Plugins that measure rates should strive to use absolute counters (COUNTER, DERIVE) rather than averages (GAUGE) calculated by an OS tool. E.g. iostat on Solaris or ifconfig (see the demonstration plugin) will output counters rather than short term averages. Counters will be much more correct since Munin can average the measure over its own sample interval instead - this will for example pick up short peaks in loads that Munin might otherwise not see.

DERIVE vs. COUNTER

To avoid spikes in the graph when counters are reset (as opposed to wrapping), use ${name}.type DERIVE and ${name}.min 0. Note that this will cause lost data points when the counter wraps, and should therefore not be used with plugins that are expected to wrap more often than be reset (or sampled). An example of this is the Linux if_ plugin on 32bit machines with a busy (100Mbps) network.

The reasons behind this is rooted in the nature of 32 bit two’s complement arithmetic and the way such numbers wrap around from huge positive numbers to huge negative numbers when they overflow. Please refer to these two articles in wikipedia to learn more: Binary Arithmetic and Two’s complement.

To summarize:
  1. Use DERIVE
  2. Use ${name}.min to avoid negative spikes

Graph scaling

graph_args --base 1000 --lower-limit 0
graph_scale no

See graph_args for its documentation.

Choosing a scaler:
  • For disk bytes use 1024 as base (df and other Unix tools still use this though disks are sold assuming 1K=1000)
  • For RAM bytes use 1024 as base (RAM is sold that way and always accounted for that way)
  • For network bits or bytes use 1000 as base (ethernet and line vendors use this)
  • For anything else use 1000 as base

The key is to choose the base that people are used to dealing with the units in. Of the four points above, what units to use for disk storage is most in doubt: the sale of disks the last 10-15 years with 1K=1000 and the recent addition of --si options to GNU tools tell us that people are starting to think of disks that way too. But 1024 is ‘’very’’ basic to the design of disks and filesystems on a low level so the 1024 is likely to remain.
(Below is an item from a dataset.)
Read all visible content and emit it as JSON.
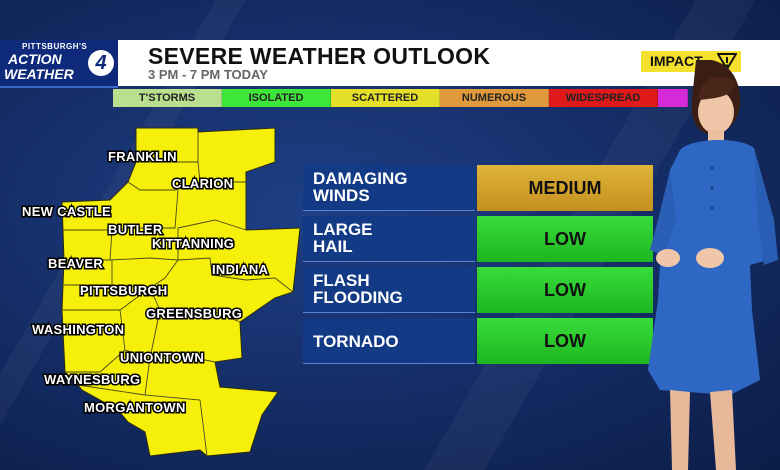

In addition, most people want to see network speeds in bits not bytes. If your readings are in bytes you might multiply the number by 8 yourself to get bits, or you may leave it to Munin (actually rrd). If the throughput number is reported in down.value the config output may specify down.cdef down,8,* to multiply the down number by 8 (this syntax is known as Reverse Polish Notation).

Direction

For a rate measurement plugin that can report on data both going in and out, such as the if_(“eth0”) plugin that would report on bytes (or packets) going in and out, it makes sense to graph incoming and outgoing on the same graph. The convention in Munin has become that outgoing data is graphed above the x-axis (i.e., positive) and incoming data is graphed below the y-axis like this:

../../_images/if_eth0-week.png

This is achieved by using the following field attributes. This example assumes that your plugin generates two fieldnames inputrate and outputrate. The input rate goes under the x-axis so it needs to be manipulated:

inputrate.graph no
outputrate.negative inputrate

The first disables normal graphing of inputrate. The second activates a hack in munin to get the input and output graphs in the same color and on opposite sides of the x-axis.

Legends

As of version 1.2 Munin supports explanatory legends on both the graph and field level. Many plugins - even the CPU use plugin - should make use of this. The CPU “io wait” number for example will only get larger than 0 if the CPU has nothing else to do in the time interval. Many (nice) graphs will only be completely clear once a rather obscure man page has been read (or in the Linux case perhaps even the kernel source). Using the legend possibilities Munin supports will help this.

Graph legends are added by using the graph_info attribute, while field legends use the fieldname.info attribute.

Graph category

If the plugin gives the graph_category attribute in its config output, the graph will be grouped together with other graphs of the same category. Please consult the well-known categories for a list of the categories currently in use.

Documentation

Extended documentation should be added within the documentation header of the plugin script. See our instructions on POD style documentation in the wiki.